CSS is now complex enough that you can do animations with it. It's not really just a stylesheet format anymore. The way I see it, it's really feature-redundant nonsense. JavaScript is a programming language, and it should be plenty capable of doing animations. Giving CSS the ability to do animations is a great way to guarantee your webpage, which looks nice on Firefox, won't look right on Chrome.

Then there's JavaScript. I know JavaScript pretty well, because I've been working on my own JIT compiler as part of my thesis. It took me about two years to have about-complete support for ECMAScript 5 (ES5) and decent performance. The ES6 draft specification is literally twice the length as that of ES5, a huge increase in complexity. They're not done though, many features are already planned for ES7, even though the ES6 specification is not yet officially finalized. You can't really call JS the assembly language of the web with a straight face when it's trying to integrate all the features of Java, C++, CoffeeScript and Haskell.

A few years ago, I started playing with new HTML APIs to produce audio output. I was one of the first play with Mozilla's Audio Data API. This API allowed you to generate raw audio samples and send them to an audio output, among other things. Unfortunately, Chrome never implemented this API. They opted instead to create the competing Web Audio API. Since Web Audio has the backing of the W3C, it became obvious it would win out, and the Web Data API would die. It took about 3 years for Firefox to finally implement Web Audio.
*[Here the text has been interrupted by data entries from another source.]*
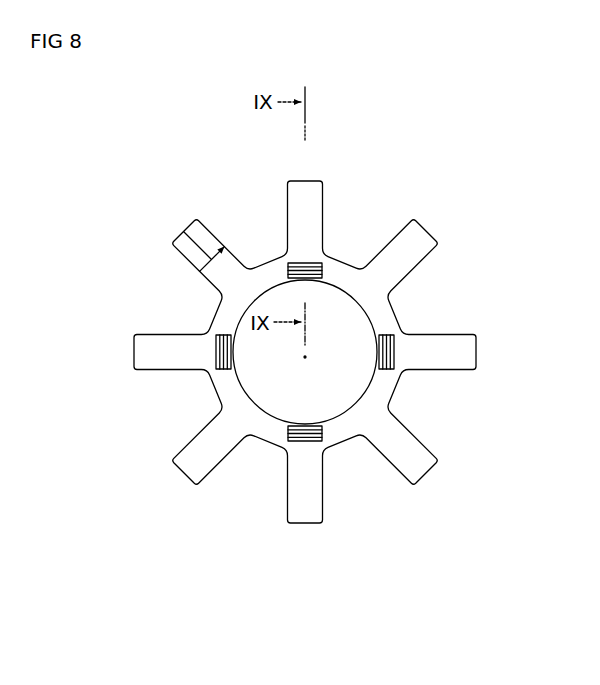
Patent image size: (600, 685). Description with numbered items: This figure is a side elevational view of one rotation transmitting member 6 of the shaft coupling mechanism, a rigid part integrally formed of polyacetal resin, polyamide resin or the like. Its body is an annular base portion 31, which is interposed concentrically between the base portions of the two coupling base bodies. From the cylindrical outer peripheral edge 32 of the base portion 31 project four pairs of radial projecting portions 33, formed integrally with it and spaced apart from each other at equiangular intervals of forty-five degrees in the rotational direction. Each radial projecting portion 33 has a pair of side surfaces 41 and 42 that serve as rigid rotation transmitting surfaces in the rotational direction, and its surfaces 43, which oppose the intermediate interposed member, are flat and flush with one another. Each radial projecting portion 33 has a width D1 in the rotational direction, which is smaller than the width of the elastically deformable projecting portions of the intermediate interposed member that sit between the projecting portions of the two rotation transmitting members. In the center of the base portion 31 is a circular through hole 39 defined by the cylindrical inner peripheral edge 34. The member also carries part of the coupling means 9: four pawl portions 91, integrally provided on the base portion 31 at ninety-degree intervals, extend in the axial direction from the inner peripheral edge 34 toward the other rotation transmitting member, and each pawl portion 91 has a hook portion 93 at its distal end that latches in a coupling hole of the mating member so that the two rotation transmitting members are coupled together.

The rotation transmitting member 6 is at (281, 349).
The radial projecting portions 33 is at (305, 190).
The annular base portion 31 is at (276, 270).
The cylindrical outer peripheral edge 32 is at (342, 264).
The cylindrical inner peripheral edge 34 is at (371, 315).
The side surface 41 is at (203, 272).
The side surface 42 is at (219, 238).
The surface 43 is at (222, 428).
The coupling means 9 is at (329, 352).
The pawl portions 91 is at (305, 352).
The hook portion 93 is at (309, 276).
The circular through hole 39 is at (339, 404).
The width of radial projecting portion D1 is at (180, 236).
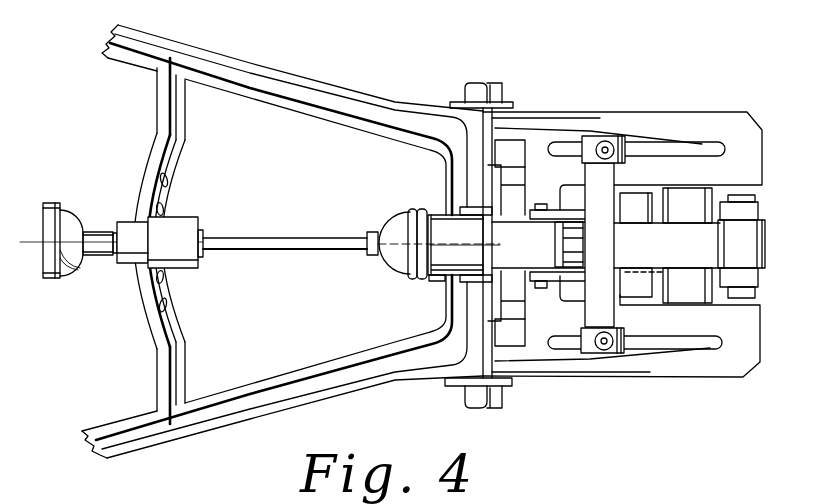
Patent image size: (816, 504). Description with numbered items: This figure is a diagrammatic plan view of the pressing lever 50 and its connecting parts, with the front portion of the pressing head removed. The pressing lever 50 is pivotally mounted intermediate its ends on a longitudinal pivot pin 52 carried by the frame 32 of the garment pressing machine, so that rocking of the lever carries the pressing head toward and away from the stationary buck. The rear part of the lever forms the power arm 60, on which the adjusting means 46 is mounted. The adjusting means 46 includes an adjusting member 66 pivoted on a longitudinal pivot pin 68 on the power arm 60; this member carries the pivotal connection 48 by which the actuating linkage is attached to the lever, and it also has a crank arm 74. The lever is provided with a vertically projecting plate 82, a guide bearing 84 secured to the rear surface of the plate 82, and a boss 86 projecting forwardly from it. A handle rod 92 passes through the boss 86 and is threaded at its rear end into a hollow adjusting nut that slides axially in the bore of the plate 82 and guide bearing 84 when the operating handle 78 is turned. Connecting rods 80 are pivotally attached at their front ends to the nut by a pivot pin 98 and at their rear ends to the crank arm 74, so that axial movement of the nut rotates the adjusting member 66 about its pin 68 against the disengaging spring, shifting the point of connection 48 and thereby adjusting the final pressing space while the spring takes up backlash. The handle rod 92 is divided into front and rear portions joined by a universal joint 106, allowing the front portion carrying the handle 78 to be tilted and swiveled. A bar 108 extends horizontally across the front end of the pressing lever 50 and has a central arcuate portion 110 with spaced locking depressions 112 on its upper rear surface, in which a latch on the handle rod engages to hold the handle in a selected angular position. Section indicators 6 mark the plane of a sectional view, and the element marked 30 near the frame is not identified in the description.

I'm still not sure if Safari and IE support it properly.

The victory of Web Audio over Audio Data frustrated me a bit, because I really thought the Mozilla's Audio Data API had the right approach: it was simple and low-level. You generated samples and wrote them out for output. The Web Audio API, in comparison, is essentially a modular synthesizer, with many different types of audio processing nodes you can interconnect together. It's way more complex than the Audio Data API. The Web Audio API is most likely implemented in C++ and interfaced with JS through several dozen types of HTML DOM nodes.

The Web Audio API is stupid for two simple reasons. The first is that you really could implement your own modular synthesizer in JS (please refrain from telling me that JS is too slow for that as I've already implemented one). Letting people implement their own modular synthesizer as part of a library is more flexible and more portable. The second reason Web Audio is stupid is that implementing many kinds of pre-made synthesizer nodes in C++ and interfacing them through the DOM almost guarantees that Web Audio will not sound the same on different web browsers.

In my opinion, the problem with HTML is the growing complexity and feature redundancy. The web is moving very fast, too fast maybe, probably in part because it's a hugely competitive market. Everyone wants HTML to support the latest and coolest feature their need in the way they like best. Design by committee ensures that bloat accumulates. I think that one day, HTML is bound to crumble upon its own weight, and something more minimalistic will take its place. Something designed from the ground up for web applications instead of static webpages. The app stores used on cellphones may be a hint of things to come.